In her own words, Elaine Aguilar “left a pretty good thing,” talking about coming out of retirement to serve in an interim role as South Pasadena’s city manager.
Aguilar said that South Pasadena’s solid reputation of being a well-run and well-managed city lured her back to city government, replacing former city manager Sergio Gonzalez. Gonzalez held down the post for the past five years, but worked in various roles for the city for 13.
While Gonzalez stepped down to assume the city manager position in the City of Hermosa Beach, Aguilar moved in to make what appears to be a seamless transition.
“I knew coming in I wasn’t tackling a big mess, needing something to be fixed,” explained Aguilar, noting there are a number of key issues she’ll be focusing on while a search for a permanent city manager is underway.
The decades-old fight against the 710 Freeway tunnel, improving roadways and infrastructure, along with efforts to update the city’s general plan and seeing that the 2017-18 budget gets approved are high on her list of current projects.
“The City Council wants to make sure we continue the momentum on those items,” said Aguilar. “I have a real passion for local government. I would not have been doing it for 33 years if I didn’t have that passion. The ability to bring my expertise and experiences for a period of time to help such a wonderful city, I couldn’t pass it up.”
Most of her professional career has been spent in the San Gabriel Valley. She served as Sierra Madre’s city manager prior to her retirement. “I have a lot contacts at the local, state and federal level, so I’m familiar with who is who,” she said. “I have built relationships with other city managers in the area, so coming over here was just a natural fit. It wasn’t a situation where I was going into an area that was totally foreign, an unknown. It was a perfect opportunity at a great time.”

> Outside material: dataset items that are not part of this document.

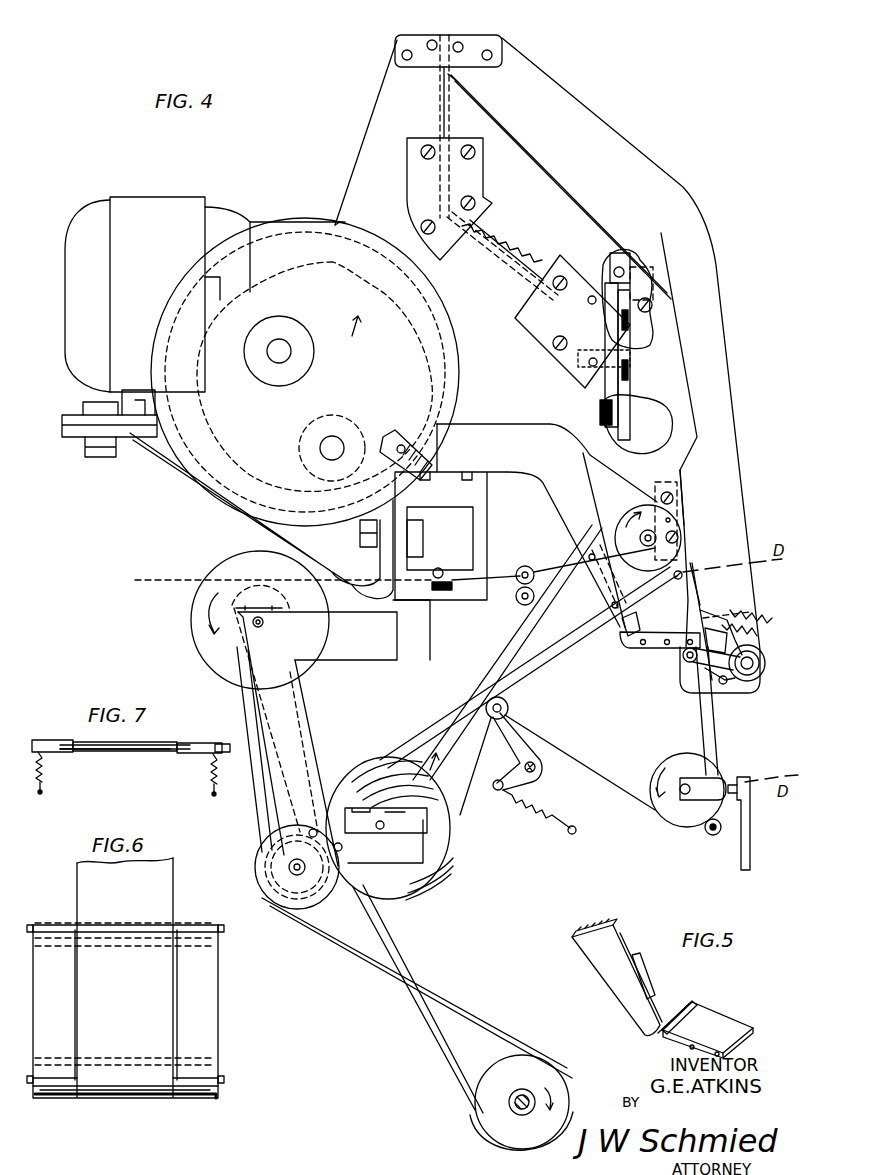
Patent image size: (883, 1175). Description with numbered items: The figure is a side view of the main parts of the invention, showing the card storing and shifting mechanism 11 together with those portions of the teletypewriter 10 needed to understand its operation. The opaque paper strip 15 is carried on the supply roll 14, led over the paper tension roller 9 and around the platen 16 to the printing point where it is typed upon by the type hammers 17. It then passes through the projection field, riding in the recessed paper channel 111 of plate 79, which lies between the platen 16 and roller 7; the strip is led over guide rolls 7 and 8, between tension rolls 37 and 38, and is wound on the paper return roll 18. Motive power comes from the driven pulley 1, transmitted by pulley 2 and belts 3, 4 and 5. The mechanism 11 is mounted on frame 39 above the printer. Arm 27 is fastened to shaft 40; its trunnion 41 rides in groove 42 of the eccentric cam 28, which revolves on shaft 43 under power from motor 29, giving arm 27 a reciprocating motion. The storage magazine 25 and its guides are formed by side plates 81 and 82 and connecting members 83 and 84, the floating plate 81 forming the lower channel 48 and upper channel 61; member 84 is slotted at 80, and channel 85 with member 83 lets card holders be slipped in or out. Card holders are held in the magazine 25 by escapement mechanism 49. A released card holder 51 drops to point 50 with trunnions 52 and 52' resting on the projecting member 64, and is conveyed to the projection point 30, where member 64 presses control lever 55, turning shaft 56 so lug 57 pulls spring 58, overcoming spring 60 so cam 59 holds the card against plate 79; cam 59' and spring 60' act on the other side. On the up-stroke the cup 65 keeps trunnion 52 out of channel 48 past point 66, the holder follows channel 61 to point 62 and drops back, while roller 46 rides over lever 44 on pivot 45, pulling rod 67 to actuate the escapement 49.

In FIG. 4, the driven pulley 1 is at (563, 1112).
In FIG. 4, the pulley 2 is at (272, 878).
In FIG. 4, the belt 3 is at (336, 940).
In FIG. 4, the belt 4 is at (558, 642).
In FIG. 4, the belt 5 is at (256, 803).
In FIG. 4, the guide roll 7 is at (673, 513).
In FIG. 4, the guide roll 8 is at (640, 540).
In FIG. 6, the guide roll 8 is at (200, 926).
In FIG. 4, the paper tension roller 9 is at (520, 702).
In FIG. 4, the teletypewriter 10 is at (529, 793).
In FIG. 4, the card storing and shifting mechanism 11 is at (312, 175).
In FIG. 4, the supply roll 14 is at (420, 878).
In FIG. 4, the paper strip 15 is at (702, 722).
In FIG. 7, the paper strip 15 is at (165, 742).
In FIG. 6, the paper strip 15 is at (172, 902).
In FIG. 4, the platen 16 is at (677, 818).
In FIG. 6, the platen 16 is at (207, 1098).
In FIG. 4, the type hammers 17 is at (752, 813).
In FIG. 4, the paper return roll 18 is at (212, 582).
In FIG. 4, the storage magazine 25 is at (488, 267).
In FIG. 4, the arm 27 is at (550, 508).
In FIG. 5, the arm 27 is at (618, 942).
In FIG. 4, the eccentric cam 28 is at (273, 233).
In FIG. 4, the motor 29 is at (153, 200).
In FIG. 4, the projection point 30 is at (702, 603).
In FIG. 4, the tension roll 37 is at (533, 570).
In FIG. 4, the tension roll 38 is at (525, 603).
In FIG. 4, the frame 39 is at (125, 440).
In FIG. 4, the shaft 40 is at (333, 440).
In FIG. 4, the trunnion 41 is at (418, 461).
In FIG. 4, the groove 42 is at (432, 342).
In FIG. 4, the shaft 43 is at (292, 351).
In FIG. 4, the lever 44 is at (620, 398).
In FIG. 4, the pivot 45 is at (605, 372).
In FIG. 4, the roller 46 is at (600, 598).
In FIG. 5, the roller 46 is at (643, 978).
In FIG. 4, the channeled guide 48 is at (562, 318).
In FIG. 4, the escapement mechanism 49 is at (645, 322).
In FIG. 4, the point 50 is at (687, 462).
In FIG. 4, the card holder 51 is at (700, 682).
In FIG. 7, the card holder 51 is at (58, 752).
In FIG. 4, the trunnion 52 is at (725, 624).
In FIG. 7, the trunnion 52 is at (47, 736).
In FIG. 7, the trunnion 52' is at (233, 741).
In FIG. 4, the control lever 55 is at (690, 663).
In FIG. 4, the shaft 56 is at (750, 681).
In FIG. 4, the lug 57 is at (724, 686).
In FIG. 4, the spring 58 is at (724, 640).
In FIG. 4, the cam 59 is at (755, 633).
In FIG. 7, the cam 59 is at (26, 767).
In FIG. 7, the cam 59' is at (201, 769).
In FIG. 4, the spring 60 is at (758, 608).
In FIG. 7, the spring 60 is at (27, 790).
In FIG. 7, the spring 60' is at (201, 792).
In FIG. 4, the channeled guide 61 is at (580, 176).
In FIG. 4, the point 62 is at (455, 86).
In FIG. 4, the projecting member 64 is at (655, 638).
In FIG. 5, the projecting member 64 is at (722, 1020).
In FIG. 4, the cup 65 is at (634, 624).
In FIG. 5, the cup 65 is at (690, 1003).
In FIG. 4, the point 66 is at (682, 390).
In FIG. 4, the rod 67 is at (619, 267).
In FIG. 4, the plate 79 is at (717, 752).
In FIG. 7, the plate 79 is at (200, 742).
In FIG. 6, the plate 79 is at (215, 985).
In FIG. 4, the slot 80 is at (440, 183).
In FIG. 4, the floating side plate 81 is at (517, 140).
In FIG. 4, the side plate 82 is at (388, 80).
In FIG. 4, the connecting member 83 is at (440, 34).
In FIG. 4, the connecting member 84 is at (537, 272).
In FIG. 4, the channel 85 is at (452, 35).
In FIG. 7, the paper channel 111 is at (75, 742).
In FIG. 6, the paper channel 111 is at (173, 1022).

Aguilar was born and raised in nearby El Sereno, just off Huntington Drive, and lived there until she was 24. In her youth, she attended a private middle school in South Pasadena before moving on to Woodrow Wilson High School in Los Angeles, followed by Cal State L.A., and USC.
Aguilar initially was on the path to become a certified public accountant until she took on a six-month internship at the City of Paramount while at USC “and just fell in love with the profession and realized this is where my skills were a better match,” explained Aguilar. She discovered that being a “people person” was a real asset in “finding consensus on things, and solving problems” when taking on tough issues.
It was suggested she just might want to stay on permanently and oversee the city government in South Pasadena. “Oh no, no, no, I’m ready for retirement when that day comes,” she said with a laugh. “I have three grandchildren who are greatly disappointed. They’re looking forward to grandma being much more available. I told them, ‘just a little six month delay and I’ll be back.’”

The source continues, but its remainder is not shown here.